Haruhiko Kuroda: The global economy and the global financial system - in an era of revival and metamorphosis

Speech by Mr Haruhiko Kuroda, Governor of the Bank of Japan, at the 2017 Institute of International Finance (IIF) Spring Membership Meeting, Tokyo, 9 May 2017.

The views expressed in this speech are those of the speaker and not the view of the BIS.

Central bank speech  | 
09 May 2017
PDF full text
 |  11 pages

Introduction: Ten years on from the Global Financial Crisis

Thank you very much for giving me the opportunity to address the Spring Membership Meeting of the Institute of International Finance (IIF).

This year, we will be entering the ninth year since Lehman Brothers collapsed. That event in September of 2008 was one of the most visible flashpoints of the Global Financial Crisis, but if we count from what should be seen as the foreshock - severe disruptions in the U.S. subprime mortgage market in 2007 - we are marking the tenth anniversary of the Crisis. We have indeed come a long way. Since the Crisis, the global community has put considerable efforts into rebuilding the financial system, and such efforts have contributed to greatly enhancing the stability and resilience of the international financial system, compared with what we had before the Crisis.

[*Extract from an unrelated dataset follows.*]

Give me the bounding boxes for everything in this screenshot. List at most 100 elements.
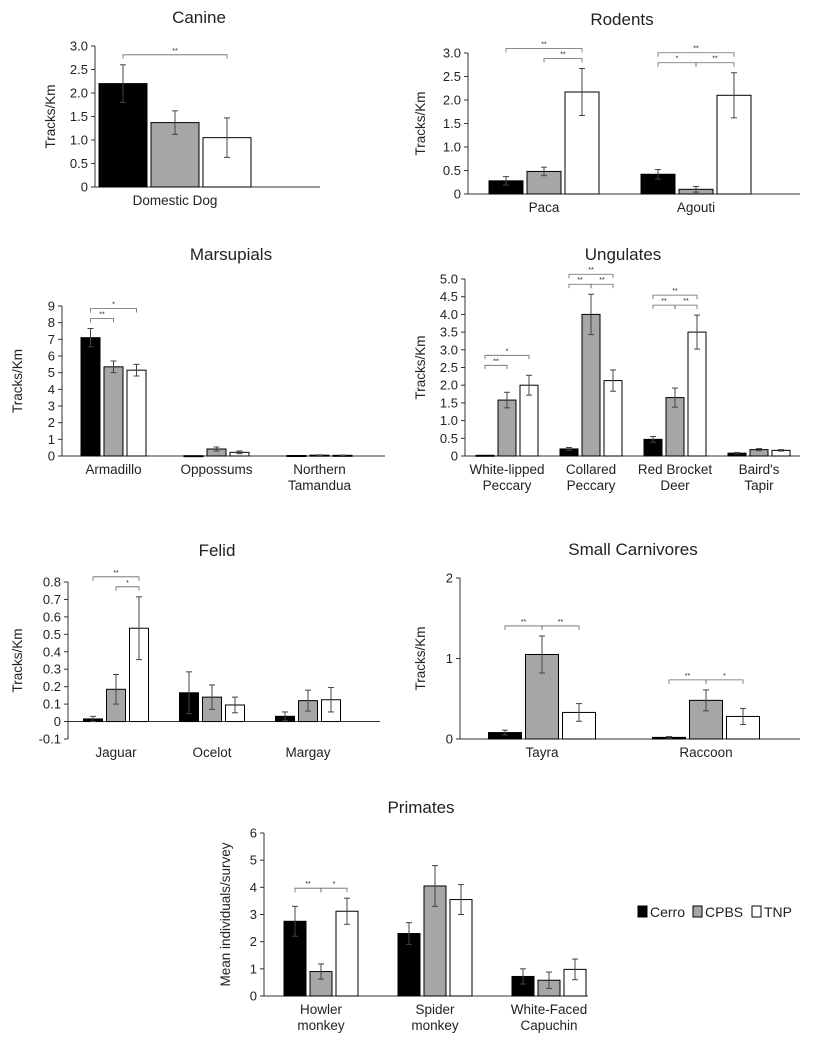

The list of achievements regarding the reform of the international financial system since the Crisis is quite long. Basel III was introduced. The over-the-counter (OTC) derivatives market was reformed. Risk management at central counterparties (CCPs) was strengthened. The process of resolving financial institutions was improved, and so on. Of these reforms, Basel III, which applies to internationally active banks, ushered in significant changes to the existing framework of banking regulation in terms of both capital and liquidity. After almost seven years of negotiations, we are now crossing the t's and dotting the i's. The fact that we have reached this stage for a very complex framework, which must accommodate conflicting national interests, proves that financial authorities and banks, which experienced perhaps the worst turbulence since the Great Depression of the 1930s, have worked together, sharing a firm commitment not to see a repeat of the Crisis. This is a notable achievement in the annals of international financial cooperation.